Blight on relationship
The Agent Orange issue has continued to blight the U.S.-Vietnam relationship because dioxin can linger in soils and at the bottom of lakes and rivers for generations, entering the food supply through the fat of fish and other animals.
Vietnam’s Ministry of Defense and the United States now plan to excavate 2.6 million cubic feet of soil from the airport and heat it to a high temperature in storage tanks until the dioxin is removed. The project is expected to be completed in four years.
Walter Isaacson, CEO of the Washington-based Aspen Institute, said Thursday’s start of the cleanup “marks the coming together of our two countries to achieve a practical solution to dioxin contamination.”
His organization coordinates the U.S-Vietnam Dialogue Group on Agent Orange/Dioxin, which connects prominent American and Vietnamese scientists, health experts and former officials.
The group in May said that $450 million is needed to clean up dioxin hot spots, provide services to people with disabilities and repair damaged landscapes across Vietnam over the next five years.
The United States is rolling out a $9 million project to address disabilities in Vietnam through 2015, but Washington continues to dispute Vietnam’s claim that dioxin has caused health problems there.
A plan that Vietnam’s government released in June lays out goals for dealing with Agent Orange but does not give a price tag.
Every penny counts for Nguyen Thi Hien, who directs three rehabilitation and vocational training centers for 150 children and young adults with disabilities in Danang on a budget of roughly $5,000 per month.

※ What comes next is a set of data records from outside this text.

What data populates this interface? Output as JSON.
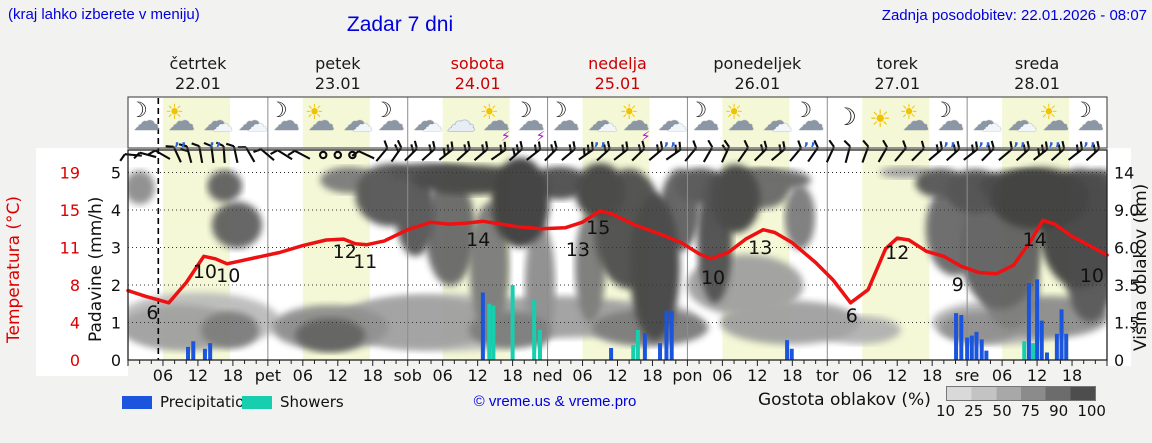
{
  "header": {
    "hint": "(kraj lahko izberete v meniju)",
    "title": "Zadar 7 dni",
    "updated": "Zadnja posodobitev: 22.01.2026 - 08:07"
  },
  "days": [
    {
      "name": "četrtek",
      "date": "22.01",
      "weekend": false
    },
    {
      "name": "petek",
      "date": "23.01",
      "weekend": false
    },
    {
      "name": "sobota",
      "date": "24.01",
      "weekend": true
    },
    {
      "name": "nedelja",
      "date": "25.01",
      "weekend": true
    },
    {
      "name": "ponedeljek",
      "date": "26.01",
      "weekend": false
    },
    {
      "name": "torek",
      "date": "27.01",
      "weekend": false
    },
    {
      "name": "sreda",
      "date": "28.01",
      "weekend": false
    }
  ],
  "icons": [
    "moon-cloud",
    "sun-cloud-rain",
    "cloud-rain",
    "cloudy",
    "moon-cloud",
    "sun-cloud",
    "cloudy",
    "moon-cloud",
    "cloudy",
    "cloud",
    "sun-thunder",
    "moon-thunder",
    "moon-cloud",
    "cloud-rain",
    "sun-thunder",
    "cloud-rain",
    "moon-cloud",
    "sun-cloud",
    "cloudy",
    "moon-cloud-rain",
    "moon",
    "sun",
    "sun-cloud",
    "moon-cloud-rain",
    "cloud-rain",
    "cloud-rain",
    "sun-cloud-rain",
    "moon-cloud-rain"
  ],
  "axes": {
    "temp_label": "Temperatura (°C)",
    "temp_tick_labels": [
      "19",
      "15",
      "11",
      "8",
      "4",
      "0"
    ],
    "precip_label": "Padavine (mm/h)",
    "precip_tick_labels": [
      "5",
      "4",
      "3",
      "2",
      "1",
      "0"
    ],
    "cloud_label": "Višina oblakov (km)",
    "cloud_tick_labels": [
      "14",
      "9.0",
      "6.0",
      "3.5",
      "1.5",
      "0"
    ]
  },
  "legend": {
    "precip": "Precipitation",
    "showers": "Showers",
    "copyright": "© vreme.us & vreme.pro",
    "cloud_density": "Gostota oblakov (%)",
    "density_ticks": [
      "10",
      "25",
      "50",
      "75",
      "90",
      "100"
    ]
  },
  "colors": {
    "accent_blue_text": "#0000dd",
    "weekend_red": "#cc0000",
    "temp_line": "#ee1111",
    "precip_bar": "#1b55dd",
    "showers_bar": "#17cfae",
    "daylight_band": "#f4f8d6",
    "plot_bg": "#ffffff"
  },
  "chart_data": {
    "type": "line",
    "subtype": "meteogram",
    "title": "Zadar 7 dni",
    "x_axis": {
      "unit": "hour",
      "range": [
        0,
        168
      ],
      "hours_per_day": 24,
      "hour_labels": [
        "06",
        "12",
        "18"
      ],
      "day_abbrevs": [
        "pet",
        "sob",
        "ned",
        "pon",
        "tor",
        "sre"
      ],
      "daylight_band_hours": [
        6,
        17.5
      ],
      "now_line_hour": 5.2
    },
    "temp_axis_ticks": [
      0,
      4,
      8,
      11,
      15,
      19
    ],
    "precip_axis_ticks": [
      0,
      1,
      2,
      3,
      4,
      5
    ],
    "cloud_axis_ticks_km": [
      0,
      1.5,
      3.5,
      6,
      9,
      14
    ],
    "temperature_points": [
      [
        0,
        7.4
      ],
      [
        3,
        6.8
      ],
      [
        7,
        6.1
      ],
      [
        10,
        8.2
      ],
      [
        13,
        10.3
      ],
      [
        15,
        10.1
      ],
      [
        17,
        9.7
      ],
      [
        19,
        9.9
      ],
      [
        22,
        10.2
      ],
      [
        26,
        10.6
      ],
      [
        30,
        11.2
      ],
      [
        34,
        11.8
      ],
      [
        37,
        11.9
      ],
      [
        39,
        11.4
      ],
      [
        41,
        11.3
      ],
      [
        44,
        11.7
      ],
      [
        48,
        12.9
      ],
      [
        52,
        13.7
      ],
      [
        55,
        13.5
      ],
      [
        58,
        13.6
      ],
      [
        61,
        13.8
      ],
      [
        64,
        13.5
      ],
      [
        67,
        13.2
      ],
      [
        71,
        13.0
      ],
      [
        75,
        13.1
      ],
      [
        78,
        13.7
      ],
      [
        81,
        14.9
      ],
      [
        83,
        14.6
      ],
      [
        87,
        13.4
      ],
      [
        91,
        12.5
      ],
      [
        95,
        11.5
      ],
      [
        98,
        10.5
      ],
      [
        100,
        10.1
      ],
      [
        103,
        10.6
      ],
      [
        106,
        11.9
      ],
      [
        109,
        12.9
      ],
      [
        111,
        12.6
      ],
      [
        114,
        11.5
      ],
      [
        118,
        9.8
      ],
      [
        121,
        8.4
      ],
      [
        124,
        6.1
      ],
      [
        127,
        7.5
      ],
      [
        130,
        10.9
      ],
      [
        132,
        12.0
      ],
      [
        134,
        11.8
      ],
      [
        137,
        10.7
      ],
      [
        140,
        10.3
      ],
      [
        143,
        9.5
      ],
      [
        146,
        9.0
      ],
      [
        149,
        8.9
      ],
      [
        152,
        9.6
      ],
      [
        155,
        11.8
      ],
      [
        157,
        13.9
      ],
      [
        159,
        13.5
      ],
      [
        162,
        12.2
      ],
      [
        165,
        11.2
      ],
      [
        168,
        10.4
      ]
    ],
    "temperature_labels": [
      [
        4.2,
        1.25,
        "6"
      ],
      [
        13.2,
        2.35,
        "10"
      ],
      [
        17.2,
        2.24,
        "10"
      ],
      [
        37.2,
        2.88,
        "12"
      ],
      [
        40.7,
        2.61,
        "11"
      ],
      [
        60.1,
        3.2,
        "14"
      ],
      [
        77.2,
        2.93,
        "13"
      ],
      [
        80.7,
        3.52,
        "15"
      ],
      [
        100.4,
        2.19,
        "10"
      ],
      [
        108.5,
        2.99,
        "13"
      ],
      [
        124.2,
        1.17,
        "6"
      ],
      [
        132,
        2.85,
        "12"
      ],
      [
        142.4,
        2.0,
        "9"
      ],
      [
        155.6,
        3.2,
        "14"
      ],
      [
        165.4,
        2.24,
        "10"
      ]
    ],
    "precipitation_bars_mmh": [
      [
        10.3,
        0.35
      ],
      [
        11.2,
        0.5
      ],
      [
        13.2,
        0.3
      ],
      [
        14.1,
        0.45
      ],
      [
        60.9,
        1.8
      ],
      [
        82.9,
        0.32
      ],
      [
        88.7,
        0.72
      ],
      [
        91.3,
        0.45
      ],
      [
        92.4,
        1.32
      ],
      [
        93.3,
        1.3
      ],
      [
        113.1,
        0.53
      ],
      [
        113.9,
        0.3
      ],
      [
        142.1,
        1.25
      ],
      [
        143,
        1.2
      ],
      [
        144,
        0.6
      ],
      [
        144.8,
        0.65
      ],
      [
        145.6,
        0.75
      ],
      [
        146.5,
        0.55
      ],
      [
        147.3,
        0.25
      ],
      [
        154.6,
        2.05
      ],
      [
        156,
        2.15
      ],
      [
        156.8,
        1.05
      ],
      [
        157.7,
        0.2
      ],
      [
        159.4,
        0.7
      ],
      [
        160.2,
        1.35
      ],
      [
        161,
        0.7
      ]
    ],
    "showers_bars_mmh": [
      [
        62,
        1.5
      ],
      [
        62.7,
        1.45
      ],
      [
        66,
        2.0
      ],
      [
        69.7,
        1.6
      ],
      [
        70.7,
        0.8
      ],
      [
        86.7,
        0.4
      ],
      [
        87.5,
        0.8
      ],
      [
        153.8,
        0.5
      ],
      [
        155.3,
        0.45
      ]
    ],
    "cloud_blobs": [
      [
        2,
        12,
        2.6,
        2.5,
        50
      ],
      [
        16.6,
        12.2,
        3,
        2.5,
        75
      ],
      [
        18.7,
        7.8,
        4.3,
        2,
        75
      ],
      [
        8.9,
        1.3,
        10,
        1,
        40
      ],
      [
        17.5,
        1.2,
        5,
        0.8,
        60
      ],
      [
        34.7,
        1.3,
        10,
        1,
        50
      ],
      [
        34.7,
        1.0,
        6,
        0.7,
        75
      ],
      [
        50,
        1.5,
        14,
        1.2,
        40
      ],
      [
        65.5,
        1.2,
        7,
        0.8,
        60
      ],
      [
        74,
        1.8,
        15,
        1,
        40
      ],
      [
        89.6,
        1.3,
        10,
        0.8,
        60
      ],
      [
        38,
        13,
        5,
        2.5,
        60
      ],
      [
        45,
        11,
        6,
        4,
        80
      ],
      [
        49.3,
        8.7,
        3.4,
        4,
        80
      ],
      [
        51.8,
        14,
        7,
        2.5,
        85
      ],
      [
        58.7,
        13,
        10,
        3,
        90
      ],
      [
        55.3,
        7.3,
        4.3,
        4.5,
        70
      ],
      [
        62,
        4.7,
        3.4,
        4,
        60
      ],
      [
        67.3,
        10,
        5,
        5,
        95
      ],
      [
        70.7,
        3.5,
        2.6,
        3.5,
        50
      ],
      [
        74,
        12.6,
        5,
        3,
        85
      ],
      [
        81,
        11.5,
        4.3,
        4,
        90
      ],
      [
        79.3,
        4.7,
        2.6,
        3.5,
        60
      ],
      [
        86,
        7.5,
        6,
        5,
        85
      ],
      [
        90.4,
        4.7,
        4.3,
        4.5,
        90
      ],
      [
        94.7,
        9,
        3.4,
        4,
        75
      ],
      [
        98.2,
        12.2,
        4.3,
        3,
        80
      ],
      [
        100.7,
        6.7,
        3,
        5,
        85
      ],
      [
        104.2,
        10.5,
        4.3,
        4,
        90
      ],
      [
        108.5,
        11.8,
        5,
        3,
        70
      ],
      [
        105.9,
        3.5,
        10,
        1.8,
        40
      ],
      [
        115.3,
        8.4,
        2.6,
        3,
        60
      ],
      [
        113.6,
        1.5,
        12,
        1,
        40
      ],
      [
        110.2,
        13,
        7,
        2,
        70
      ],
      [
        125.6,
        1.2,
        7,
        0.6,
        30
      ],
      [
        133.3,
        14,
        4.3,
        1.5,
        40
      ],
      [
        139.4,
        12.6,
        4.3,
        2.5,
        80
      ],
      [
        141.9,
        7.5,
        5,
        4,
        70
      ],
      [
        145.4,
        11.5,
        5,
        3,
        85
      ],
      [
        149.7,
        6,
        7,
        4.5,
        75
      ],
      [
        153.1,
        12.2,
        7,
        2.5,
        90
      ],
      [
        156.5,
        10.5,
        8.6,
        3.5,
        95
      ],
      [
        163.4,
        7.5,
        7,
        5,
        90
      ],
      [
        151.4,
        3.5,
        5,
        2.5,
        60
      ],
      [
        158.2,
        1.8,
        10,
        1,
        50
      ],
      [
        165.1,
        4.7,
        4.3,
        3.5,
        80
      ],
      [
        166.8,
        11.5,
        3.4,
        3,
        85
      ],
      [
        146.2,
        1.3,
        7,
        0.7,
        50
      ],
      [
        12,
        1.6,
        14,
        1.3,
        25
      ],
      [
        55,
        1.5,
        20,
        1.3,
        25
      ],
      [
        88,
        1.5,
        10,
        1,
        25
      ],
      [
        150,
        1.5,
        12,
        1,
        30
      ]
    ],
    "wind_barbs": [
      [
        1,
        185,
        1
      ],
      [
        3.5,
        195,
        1
      ],
      [
        6,
        210,
        1
      ],
      [
        8.5,
        245,
        1
      ],
      [
        10.5,
        255,
        2
      ],
      [
        12.5,
        260,
        1
      ],
      [
        14.5,
        263,
        1
      ],
      [
        16.5,
        266,
        1
      ],
      [
        18.5,
        258,
        1
      ],
      [
        21,
        240,
        1
      ],
      [
        24,
        220,
        1
      ],
      [
        27,
        212,
        1
      ],
      [
        30,
        208,
        1
      ],
      [
        33.5,
        0,
        0
      ],
      [
        36,
        0,
        0
      ],
      [
        38.5,
        0,
        0
      ],
      [
        41,
        205,
        1
      ],
      [
        43.5,
        310,
        1
      ],
      [
        46,
        305,
        2
      ],
      [
        48.5,
        315,
        2
      ],
      [
        51.5,
        318,
        2
      ],
      [
        54.5,
        322,
        3
      ],
      [
        57.5,
        318,
        2
      ],
      [
        60.5,
        320,
        2
      ],
      [
        63.5,
        325,
        2
      ],
      [
        66.5,
        318,
        3
      ],
      [
        69.5,
        322,
        2
      ],
      [
        72.5,
        315,
        2
      ],
      [
        75.5,
        320,
        2
      ],
      [
        78.5,
        325,
        3
      ],
      [
        81.5,
        318,
        2
      ],
      [
        84.5,
        322,
        2
      ],
      [
        87.5,
        316,
        2
      ],
      [
        90.5,
        320,
        2
      ],
      [
        93.5,
        325,
        2
      ],
      [
        96.5,
        310,
        1
      ],
      [
        99.5,
        300,
        1
      ],
      [
        102.5,
        295,
        2
      ],
      [
        105.5,
        305,
        1
      ],
      [
        108.5,
        315,
        2
      ],
      [
        111.5,
        320,
        2
      ],
      [
        114.5,
        310,
        1
      ],
      [
        117.5,
        305,
        1
      ],
      [
        120.5,
        295,
        1
      ],
      [
        123.5,
        285,
        1
      ],
      [
        126.5,
        290,
        1
      ],
      [
        129.5,
        300,
        1
      ],
      [
        132.5,
        310,
        1
      ],
      [
        135.5,
        315,
        1
      ],
      [
        138.5,
        320,
        2
      ],
      [
        141.5,
        318,
        2
      ],
      [
        144.5,
        322,
        2
      ],
      [
        147.5,
        315,
        2
      ],
      [
        150.5,
        320,
        1
      ],
      [
        153.5,
        318,
        2
      ],
      [
        156.5,
        322,
        3
      ],
      [
        159.5,
        318,
        2
      ],
      [
        162.5,
        322,
        2
      ],
      [
        165.5,
        318,
        2
      ]
    ]
  }
}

The children, busy drawing and making plastic flowers that are sold to raise funds, suffer from a range of physical and mental ailments that Mr. Hien says are linked to dioxin.
Vo Duoc, the steel salesman, will travel to the capital, Hanoi, next month to receive treatment for his diabetes. But he said he is more concerned about what will happen to his six grandchildren, who have not yet been tested for dioxin.
“They had nothing to do with the war,” Mr. Duoc said. “But I live in fear that they’ll test positive like me.”